Niñez

Hogares y Centros para niños y adolescentes

Don Orione, que empezó su apostolado ocupándose de los más pequeños, tuvo una preocupación especial por los niños que vivían en situación de abandono y desamparo.

En nuestro tiempo, la Convención internacional sobre los Derechos del Niño ha afirmado con claridad, que es deber de los Estados garantizar la protección y el cuidado integral necesario para todos los niños.

Sin embargo, la realidad demuestra a diario que son muchos los niños que no pueden satisfacer sus necesidades más básicas. 

La Familia Orionita, fiel a la inspiración de su Fundador y atenta a la problemática actual, dedica parte importante de su misión a esta tarea de amor, educación y protección, que se realiza desde distintas obras de Don Orione, pero en especial, en los Hogares y diversos Centros de día para chicos.

Cada una de estas comunidades, quiere ser el abrazo grande y de corazón a tantos niños desprotegidos y marginados, para que con ellos y desde ellos, sea posible soñar y construir un mundo más humano.

Un poco de historia

Si a lo largo de su vida Don Orione demostró predilección por los pobres, cuánto más cuando se trataba de los más pequeños. Seguramente la pobreza vivida en su propia infancia, le daría una mirada más aguda para compadecerse de esa realidad.

Ya, desde seminarista, no admitía ver chicos en la calle, dando vueltas sin educación o sin alimento, de allí que sus primeras acciones fueran claramente destinadas a ellos: oratorios, colegios, colonias agrícolas, escuelas de arte y oficio.

Cuando abrió el primer colegio para chicos pobres en 1893, supo perfectamente que, antes que nada, debía dar de comer. De hecho aquellos primeros cuarenta niños provenientes de la más extrema miseria, traían consigo serios problemas de desnutrición. Y era Don Orione en persona quien se ponía a servir las mesas mientras les daba ánimo: “Coman muchachos, que pan y pasta hay toda la que quieran”.

Mayor compasión aun despertarían en él las víctimas de los terremotos producidos a principios de siglo XX en las ciudades italianas de Messina o La Mársica, o las terribles consecuencias de la guerra. Allí, sus oídos, que de por sí ya estaban atentos, duplicarían su capacidad de escucha ante los gemidos de aquellos que –habiendo tenido la suerte de sobrevivir- morirían de hambre o frío.

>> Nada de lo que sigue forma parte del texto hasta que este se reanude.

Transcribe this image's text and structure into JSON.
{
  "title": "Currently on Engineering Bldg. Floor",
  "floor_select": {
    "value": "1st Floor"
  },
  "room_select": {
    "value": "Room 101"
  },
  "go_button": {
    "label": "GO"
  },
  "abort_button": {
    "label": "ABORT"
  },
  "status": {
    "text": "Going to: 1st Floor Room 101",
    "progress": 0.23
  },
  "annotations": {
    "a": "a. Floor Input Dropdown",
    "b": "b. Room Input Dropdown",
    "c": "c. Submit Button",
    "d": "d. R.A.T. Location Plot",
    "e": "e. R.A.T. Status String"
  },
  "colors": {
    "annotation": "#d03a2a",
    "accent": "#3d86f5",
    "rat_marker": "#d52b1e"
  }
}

Ya, cuando vislumbraba el ocaso de su vida, y le aconsejaban fervientemente que fuera a vivir a un lugar mucho más cuidado, decía con absoluta sinceridad: “Soy un pobre hijo de la tierra, mi padre era picapedrero, toda mi familia era pobre; si debo salir de aquí, quiero ir a morir entre los pobres… Quiero morir rodeado de aquellos niños que no tienen a nadie”

Tal vez, no dio soluciones estructurales a los males que sufrían los niños de su tiempo, pero sí supo dar respuesta a esas necesidades y urgencias, y desde lo más concreto: casa, techo, plato de comida, educación… lo que se dice un amor de esos que no se quedan en meras palabras.